Special custody considerations for military parents
Making plans to co-parent one’s child with a former partner can be difficult for anyone who has had to go through a separation or divorce. However, when military parents are involved, child custody matters can become even more complex. This Illinois-based family law blog will offer its readers some basic considerations that military parents may wish to make when working out plans to care for their children after their divorces, but as with all legal matters it is advised that readers speak with their own attorneys about how to handle their individual needs.
Child custody plans generally address where children will live (their physical custody) and who will have the power to make decisions about their welfare (their legal custody).

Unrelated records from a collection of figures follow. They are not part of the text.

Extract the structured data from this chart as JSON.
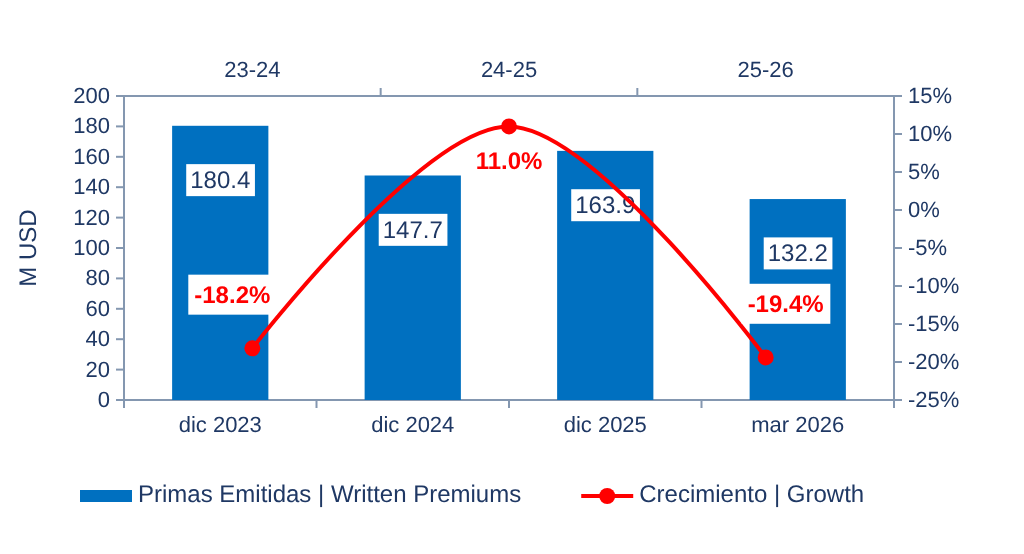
{
  "chart_data": [
    {
      "type": "bar",
      "ylabel": "M  USD",
      "categories": [
        "dic 2023",
        "dic 2024",
        "dic 2025",
        "mar 2026"
      ],
      "series": [
        {
          "name": "Primas Emitidas | Written Premiums",
          "color": "#0070c0",
          "values": [
            180.4,
            147.7,
            163.9,
            132.2
          ],
          "value_labels": [
            "180.4",
            "147.7",
            "163.9",
            "132.2"
          ]
        }
      ],
      "ylim": [
        0,
        200
      ],
      "yticks": [
        0,
        20,
        40,
        60,
        80,
        100,
        120,
        140,
        160,
        180,
        200
      ],
      "grid": false,
      "legend": "bottom"
    },
    {
      "type": "line",
      "categories": [
        "23-24",
        "24-25",
        "25-26"
      ],
      "series": [
        {
          "name": "Crecimiento | Growth",
          "color": "#ff0000",
          "values": [
            -18.2,
            11.0,
            -19.4
          ],
          "value_labels": [
            "-18.2%",
            "11.0%",
            "-19.4%"
          ]
        }
      ],
      "ylim": [
        -25,
        15
      ],
      "yticks": [
        {
          "value": -25,
          "label": "-25%"
        },
        {
          "value": -20,
          "label": "-20%"
        },
        {
          "value": -15,
          "label": "-15%"
        },
        {
          "value": -10,
          "label": "-10%"
        },
        {
          "value": -5,
          "label": "-5%"
        },
        {
          "value": 0,
          "label": "0%"
        },
        {
          "value": 5,
          "label": "5%"
        },
        {
          "value": 10,
          "label": "10%"
        },
        {
          "value": 15,
          "label": "15%"
        }
      ],
      "marker": "circle",
      "line_style": "solid",
      "grid": false,
      "legend": "bottom"
    }
  ]
}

While a military parent may be fit to have physical custody of their child, the demands of their career may interfere with their ability to parent. For example, if a service member is called to active duty they may no longer be able to care for their child.
Additionally, the need to move or relocate may complicate a parent’s ability to retain custody of their child. Depending upon the rights of the other parent, a military parent may not be able to move with their child, even if the demands of their job require it. To this end, military parents should have short-term and long-term care plans in place to accommodate their children’s needs as well as protect the parents’ rights to custodial power over their kids.
Military service is a highly respectable path for an Illinois resident to pursue. It may, however, make parenting difficult for them if they wish to retain custody of their children. Family law attorneys can be consulted by those who desire more information on this important legal topic.